Dans le portefeuille de l’UDBL, la majorité des entreprises dirigées par des femmes sont issues des secteurs de l’agriculture et de l’agro-industrie, mais il y a des exceptions. Par exemple, Delight Supplies est le principal distributeur de produits cosmétiques et de beauté en Ouganda, qu’il fournit à des clients dans tout le pays à partir de ses locaux à Kampala. Une autre entreprise dirigée par une femme, Crest Foam, fabrique des matelas et des oreillers qu’elle vend en Ouganda et à l’extérieur du pays.
Une offre innovante
« Nous nous intéressons au développement du capital humain et à l’évolution globale des entreprises », précise Patricia Ojangole. « D’une part, notre unité de préparation de projets travaille avec les autorités et le secteur privé sur la faisabilité des projets. D’autre part, notre unité de conseil aide nos clients à mettre en place une meilleure gouvernance interne. Voilà comment nous procédons pour les grandes entreprises. Nous mettons également sur pied un programme de mentorat et de formation pour les jeunes pousses. »

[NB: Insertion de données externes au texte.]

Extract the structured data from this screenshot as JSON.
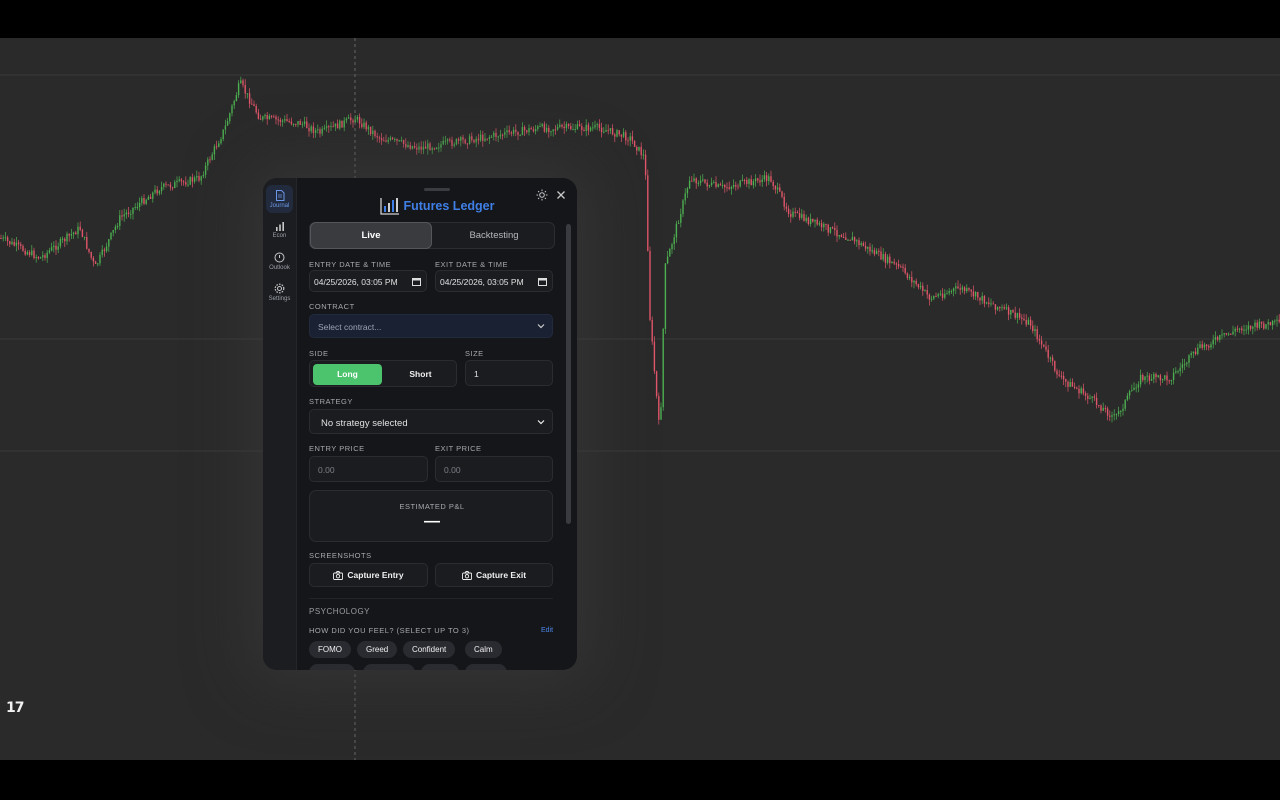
{
  "chart": {
    "logo": "17"
  },
  "panel": {
    "brand_title": "Futures Ledger",
    "sidebar": [
      {
        "label": "Journal",
        "icon": "file-text-icon",
        "active": true
      },
      {
        "label": "Econ",
        "icon": "bar-chart-icon",
        "active": false
      },
      {
        "label": "Outlook",
        "icon": "clock-icon",
        "active": false
      },
      {
        "label": "Settings",
        "icon": "gear-icon",
        "active": false
      }
    ],
    "mode_tabs": {
      "live": "Live",
      "backtesting": "Backtesting"
    },
    "entry_datetime": {
      "label": "ENTRY DATE & TIME",
      "value": "04/25/2026, 03:05 PM"
    },
    "exit_datetime": {
      "label": "EXIT DATE & TIME",
      "value": "04/25/2026, 03:05 PM"
    },
    "contract": {
      "label": "CONTRACT",
      "placeholder": "Select contract..."
    },
    "side": {
      "label": "SIDE",
      "long": "Long",
      "short": "Short"
    },
    "size": {
      "label": "SIZE",
      "value": "1"
    },
    "strategy": {
      "label": "STRATEGY",
      "value": "No strategy selected"
    },
    "entry_price": {
      "label": "ENTRY PRICE",
      "placeholder": "0.00"
    },
    "exit_price": {
      "label": "EXIT PRICE",
      "placeholder": "0.00"
    },
    "pnl": {
      "label": "ESTIMATED P&L",
      "value": "—"
    },
    "screenshots": {
      "label": "SCREENSHOTS",
      "capture_entry": "Capture Entry",
      "capture_exit": "Capture Exit"
    },
    "psychology": {
      "label": "PSYCHOLOGY",
      "question": "HOW DID YOU FEEL? (SELECT UP TO 3)",
      "edit": "Edit",
      "feelings": [
        "FOMO",
        "Greed",
        "Confident",
        "Calm"
      ]
    }
  },
  "colors": {
    "accent": "#3f7fe6",
    "long_green": "#4cc36d",
    "candle_up": "#4caf50",
    "candle_down": "#e0566a"
  }
}
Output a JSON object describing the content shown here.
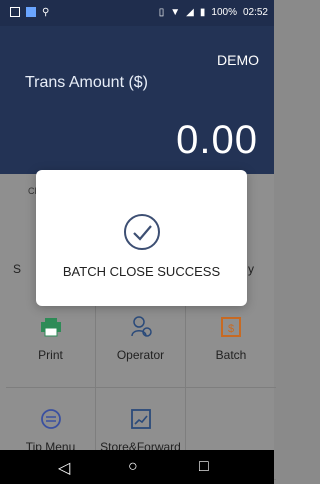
{
  "status": {
    "battery": "100%",
    "time": "02:52"
  },
  "header": {
    "demo": "DEMO",
    "trans_label": "Trans Amount ($)",
    "amount": "0.00"
  },
  "grid": {
    "cr_label": "CR",
    "row2_left": "S",
    "row2_right": "y",
    "items": [
      {
        "label": "Print",
        "icon": "printer-icon"
      },
      {
        "label": "Operator",
        "icon": "operator-icon"
      },
      {
        "label": "Batch",
        "icon": "batch-icon"
      },
      {
        "label": "Tip Menu",
        "icon": "tip-icon"
      },
      {
        "label": "Store&Forward",
        "icon": "store-forward-icon"
      }
    ]
  },
  "dialog": {
    "message": "BATCH CLOSE SUCCESS",
    "icon": "checkmark-icon"
  },
  "nav": {
    "back": "◁",
    "home": "○",
    "recent": "□"
  },
  "colors": {
    "header": "#233355",
    "statusbar": "#1f2d4d",
    "dim": "#8f8f8f",
    "accent": "#2a4a7a"
  }
}
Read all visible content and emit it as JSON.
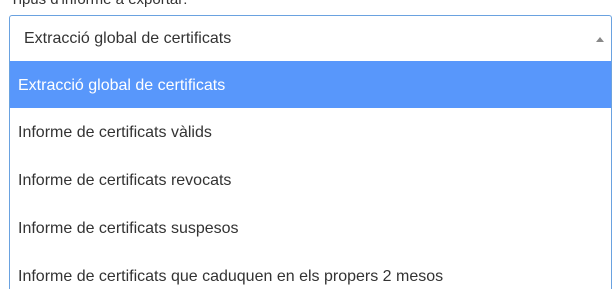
{
  "field": {
    "label": "Tipus d'informe a exportar:",
    "selected_value": "Extracció global de certificats"
  },
  "icons": {
    "caret": "caret-up-icon"
  },
  "colors": {
    "highlight": "#5897fb",
    "border": "#6aa2e0",
    "text": "#333333",
    "highlight_text": "#ffffff"
  },
  "options": [
    {
      "label": "Extracció global de certificats",
      "highlighted": true
    },
    {
      "label": "Informe de certificats vàlids",
      "highlighted": false
    },
    {
      "label": "Informe de certificats revocats",
      "highlighted": false
    },
    {
      "label": "Informe de certificats suspesos",
      "highlighted": false
    },
    {
      "label": "Informe de certificats que caduquen en els propers 2 mesos",
      "highlighted": false
    }
  ]
}
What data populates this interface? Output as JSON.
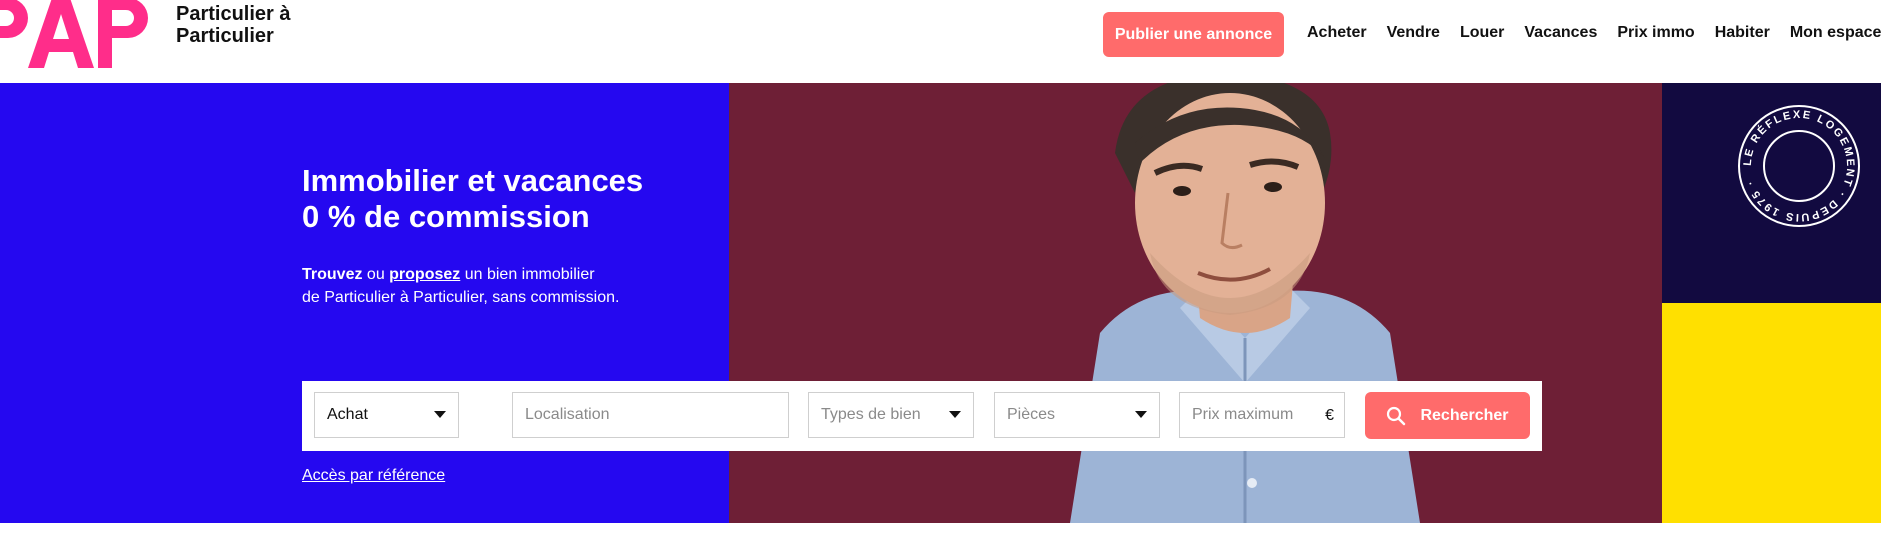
{
  "brand": {
    "logo_text": "PAP",
    "tagline_line1": "Particulier à",
    "tagline_line2": "Particulier",
    "color": "#ff2d8a"
  },
  "header": {
    "publish_label": "Publier une annonce",
    "nav": [
      "Acheter",
      "Vendre",
      "Louer",
      "Vacances",
      "Prix immo",
      "Habiter",
      "Mon espace"
    ]
  },
  "hero": {
    "title_line1": "Immobilier et vacances",
    "title_line2": "0 % de commission",
    "sub_find": "Trouvez",
    "sub_or": " ou ",
    "sub_propose": "proposez",
    "sub_rest": " un bien immobilier",
    "sub_line2": "de Particulier à Particulier, sans commission.",
    "seal_text": "LE RÉFLEXE LOGEMENT · DEPUIS 1975 ·",
    "colors": {
      "blue": "#2508f0",
      "maroon": "#6e1f36",
      "navy": "#120a40",
      "yellow": "#ffe000"
    }
  },
  "search": {
    "transaction_value": "Achat",
    "location_placeholder": "Localisation",
    "type_placeholder": "Types de bien",
    "rooms_placeholder": "Pièces",
    "price_placeholder": "Prix maximum",
    "currency": "€",
    "submit_label": "Rechercher",
    "accent": "#ff6b6b"
  },
  "links": {
    "reference": "Accès par référence"
  }
}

Ainsi, la philosophie de l’UDBL en matière de promotion de l’égalité entre les sexes en Ouganda va au-delà de la mise à disposition de financements en faveur d’entreprises détenues ou gérées par des femmes. « Pour donner plus de moyens aux femmes, nous devons concevoir des programmes et des produits de financement spéciaux qui répondent à leurs besoins et à leur situation », conclut Patricia Ojangole.